Pathological changes of colonic, ileal, lung, liver and kidney injury induced by NEC
On the 1st day after the establishment of the NEC model, we observed intestinal villi falling off, structure disappearance caused by necrosis, submucosal and muscular edema, intestinal wall congestion, hemorrhage, and necrosis accompanied by infiltration by many inflammatory cells, mainly neutrophils. Histological scores centered at 3 and 4 points on Day 1, but decreased to 2 points by the 3rd to 5th day, and became <1 on the 7th day.
In the observation group, on the first day after modeling, pulmonary epithelium, pulmonary interstitial and renal interstitial edema was accompanied with inflammatory cell infiltration, and inflammatory exudates were seen in the alveolar cavities and bronchi, vacuolar degeneration of hepatocytes, infiltration of inflammatory cells around necrotic foci, ischemic changes of glomeruli and obvious edema of the proximal convoluted tubule cells. On the third day, alveolar walls continued to thicken, interstitial edema was obvious, vacuolar degeneration of the liver was alleviated, necrosis of the liver was reduced, the cytoplasm was still loose, glomerular congestion was obvious, and tubular cells were still edematous. On the fifth day, pulmonary edema and interstitial thickening were significantly alleviated, and by the 7th day, alveolar inflammatory exudation and absorption were more obvious, hepatic inflammatory cell infiltration was reduced, and glomerular congestion and tubular edema were significantly alleviated.

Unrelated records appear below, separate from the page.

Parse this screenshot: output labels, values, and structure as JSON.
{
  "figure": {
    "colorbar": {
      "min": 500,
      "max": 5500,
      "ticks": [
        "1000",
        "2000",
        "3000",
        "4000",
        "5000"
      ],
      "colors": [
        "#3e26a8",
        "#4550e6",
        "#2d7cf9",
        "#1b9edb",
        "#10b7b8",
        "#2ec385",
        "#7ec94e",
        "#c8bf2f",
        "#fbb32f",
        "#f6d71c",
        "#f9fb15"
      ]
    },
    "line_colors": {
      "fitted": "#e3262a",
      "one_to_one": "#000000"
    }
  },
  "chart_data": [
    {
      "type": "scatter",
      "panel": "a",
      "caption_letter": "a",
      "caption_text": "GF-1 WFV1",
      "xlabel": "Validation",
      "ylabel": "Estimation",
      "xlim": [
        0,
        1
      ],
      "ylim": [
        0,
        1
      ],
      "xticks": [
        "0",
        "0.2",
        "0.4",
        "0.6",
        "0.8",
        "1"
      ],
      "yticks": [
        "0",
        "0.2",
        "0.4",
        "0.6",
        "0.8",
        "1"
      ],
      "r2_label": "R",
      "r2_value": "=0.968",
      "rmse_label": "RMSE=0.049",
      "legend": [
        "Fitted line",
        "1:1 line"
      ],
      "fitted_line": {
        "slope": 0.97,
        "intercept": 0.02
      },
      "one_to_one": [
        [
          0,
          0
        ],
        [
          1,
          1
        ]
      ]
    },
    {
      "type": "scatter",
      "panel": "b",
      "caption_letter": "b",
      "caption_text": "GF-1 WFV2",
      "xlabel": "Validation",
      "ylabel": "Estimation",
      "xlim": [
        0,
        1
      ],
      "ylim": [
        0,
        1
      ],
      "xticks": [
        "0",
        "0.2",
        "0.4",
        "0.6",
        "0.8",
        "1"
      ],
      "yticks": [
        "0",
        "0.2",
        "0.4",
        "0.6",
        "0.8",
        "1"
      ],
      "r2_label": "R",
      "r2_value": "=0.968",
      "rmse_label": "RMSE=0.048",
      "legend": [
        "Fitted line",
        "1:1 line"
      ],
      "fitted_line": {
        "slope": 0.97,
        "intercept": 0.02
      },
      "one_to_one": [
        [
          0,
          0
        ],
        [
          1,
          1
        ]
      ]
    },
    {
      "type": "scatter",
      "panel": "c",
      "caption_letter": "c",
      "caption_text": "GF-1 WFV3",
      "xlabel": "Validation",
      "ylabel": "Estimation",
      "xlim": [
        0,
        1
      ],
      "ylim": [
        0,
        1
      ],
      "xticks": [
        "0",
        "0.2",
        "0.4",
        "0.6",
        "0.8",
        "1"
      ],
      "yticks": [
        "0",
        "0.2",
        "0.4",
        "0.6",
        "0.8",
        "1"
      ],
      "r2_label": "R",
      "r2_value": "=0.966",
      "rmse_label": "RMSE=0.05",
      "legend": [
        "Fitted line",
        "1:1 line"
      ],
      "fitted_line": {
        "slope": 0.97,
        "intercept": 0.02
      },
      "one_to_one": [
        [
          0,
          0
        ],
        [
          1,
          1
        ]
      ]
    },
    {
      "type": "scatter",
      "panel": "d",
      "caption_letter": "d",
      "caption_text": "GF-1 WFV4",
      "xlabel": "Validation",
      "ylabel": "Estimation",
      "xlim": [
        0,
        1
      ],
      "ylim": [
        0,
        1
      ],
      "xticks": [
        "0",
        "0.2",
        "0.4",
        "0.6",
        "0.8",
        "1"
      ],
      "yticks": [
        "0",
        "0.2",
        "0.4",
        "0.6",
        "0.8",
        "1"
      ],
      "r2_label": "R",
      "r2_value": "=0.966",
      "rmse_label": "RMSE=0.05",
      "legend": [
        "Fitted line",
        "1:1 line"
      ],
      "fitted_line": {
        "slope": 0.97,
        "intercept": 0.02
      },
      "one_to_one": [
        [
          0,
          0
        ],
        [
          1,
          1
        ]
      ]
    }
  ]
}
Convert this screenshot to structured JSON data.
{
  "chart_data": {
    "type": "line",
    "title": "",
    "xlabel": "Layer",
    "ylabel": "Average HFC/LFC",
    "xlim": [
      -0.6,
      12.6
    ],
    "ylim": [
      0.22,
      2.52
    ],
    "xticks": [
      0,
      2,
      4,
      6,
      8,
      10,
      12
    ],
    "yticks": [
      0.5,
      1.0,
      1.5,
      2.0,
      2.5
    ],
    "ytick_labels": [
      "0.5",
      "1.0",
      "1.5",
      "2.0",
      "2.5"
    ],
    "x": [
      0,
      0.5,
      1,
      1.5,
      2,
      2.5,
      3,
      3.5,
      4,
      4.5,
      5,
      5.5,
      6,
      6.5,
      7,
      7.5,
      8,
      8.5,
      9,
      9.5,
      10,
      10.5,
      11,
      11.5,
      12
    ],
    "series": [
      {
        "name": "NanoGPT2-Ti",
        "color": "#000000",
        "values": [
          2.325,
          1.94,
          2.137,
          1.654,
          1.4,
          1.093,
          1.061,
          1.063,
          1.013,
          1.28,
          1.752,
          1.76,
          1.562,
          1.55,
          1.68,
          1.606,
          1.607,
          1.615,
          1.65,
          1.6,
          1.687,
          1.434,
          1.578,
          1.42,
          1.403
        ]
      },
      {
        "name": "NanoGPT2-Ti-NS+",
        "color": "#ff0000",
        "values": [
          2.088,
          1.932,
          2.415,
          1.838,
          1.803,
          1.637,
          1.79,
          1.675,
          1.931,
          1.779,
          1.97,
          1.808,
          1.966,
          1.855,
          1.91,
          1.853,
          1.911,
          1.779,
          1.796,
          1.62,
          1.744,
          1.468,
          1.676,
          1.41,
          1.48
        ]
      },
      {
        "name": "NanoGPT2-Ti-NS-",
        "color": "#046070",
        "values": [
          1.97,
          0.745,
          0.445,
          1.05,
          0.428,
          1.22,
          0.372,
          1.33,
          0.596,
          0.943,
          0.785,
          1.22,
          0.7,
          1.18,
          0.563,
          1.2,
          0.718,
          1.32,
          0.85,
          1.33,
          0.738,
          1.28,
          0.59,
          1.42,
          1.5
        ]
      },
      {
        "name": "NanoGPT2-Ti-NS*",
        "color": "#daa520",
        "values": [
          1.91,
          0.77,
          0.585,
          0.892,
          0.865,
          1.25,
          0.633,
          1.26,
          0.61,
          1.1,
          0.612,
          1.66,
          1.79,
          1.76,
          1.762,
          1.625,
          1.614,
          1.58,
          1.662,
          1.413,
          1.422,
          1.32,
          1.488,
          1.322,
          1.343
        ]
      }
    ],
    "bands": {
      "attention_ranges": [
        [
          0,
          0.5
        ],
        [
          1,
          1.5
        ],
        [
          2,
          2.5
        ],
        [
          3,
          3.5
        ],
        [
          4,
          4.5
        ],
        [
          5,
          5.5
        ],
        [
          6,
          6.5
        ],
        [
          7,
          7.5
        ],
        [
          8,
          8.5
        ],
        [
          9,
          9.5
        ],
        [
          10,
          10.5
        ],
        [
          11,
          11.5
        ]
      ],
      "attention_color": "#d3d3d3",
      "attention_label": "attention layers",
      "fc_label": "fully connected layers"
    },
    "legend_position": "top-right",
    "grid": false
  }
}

Bax expression in colonic, ileal, lung, liver and kidney
Bax was expressed in intestinal villi epithelial cells, bronchial epithelial cells, inflammatory cells in the pulmonary interstitium and the alveolar area, hepatocytes, renal corpuscles, tubules and medulla. The expression of Bax in the intestinal tract of the NEC group was stronger than that in the control group. Bax expression gradually decreased with time and reached a minimum on the 7th day. The expression of Bax in lung, liver and kidney in the observation group was higher than that in the control group (P<0.05). Among them, the expression of Bax in the lung of the observation group showed a gradually increasing trend to a higher level up to the 5th day after modeling, and then gradually decreased on the 1st day, and then stabilized after the 5th day. In the kidney, decreased gradually from the first day to the third day, then tended to be stable (Figure 1).
PCNA expression in colonic, ileal, lung, liver and kidney
PCNA is expressed in intestinal epithelial cells, lung epithelium, hepatocytes, interstitial lung, renal cortex and tubular nucleus of the renal corpuscle. In the NEC group, the expression of PCNA on the 1st day after modeling was lower than that of control group. Expression gradually increased to the 4th and 5th day. Quantitative analysis showed that the expression of PCNA in lung, liver and kidney in the observation group was higher than that in the control group (P<0.05), except for the lower expression of PCNA in liver on Day 1. The expression of PCNA in the lungs of the observation group was higher than that of the normal control group on the 1st day after modeling, and gradually increased to the 3rd day and then decreased to the 7th day. The expression in liver gradually increased up to Day 3 and remained stable. The expression increased gradually in the kidney (Figure 2).
PAF expression in colonic, ileal, lung, liver and kidney
The expression of PAF was the same as that of Bax. In the NEC group, expression of PAF was higher than that of control group on the 1st day, then increased gradually up to the 4th day, after which expression began to decrease and approached normal levels by the 7th day. In the observation group, the expression of PAF gradually increased to the maximum at the 4th day after lung modeling, and then gradually decreased. In the liver, it increased gradually from the 2nd day to the 4th day, and then decreased gradually. However, 1-7 days after termination of NEC induction, its expression in the kidney was stable. Quantitative analysis showed that the expression of PAF in the lung and liver of the observation group was higher than that of the control group (P< 0.05), but there was no significant difference in the expression of PAF in the kidney (P> 0.05) (Figure 3).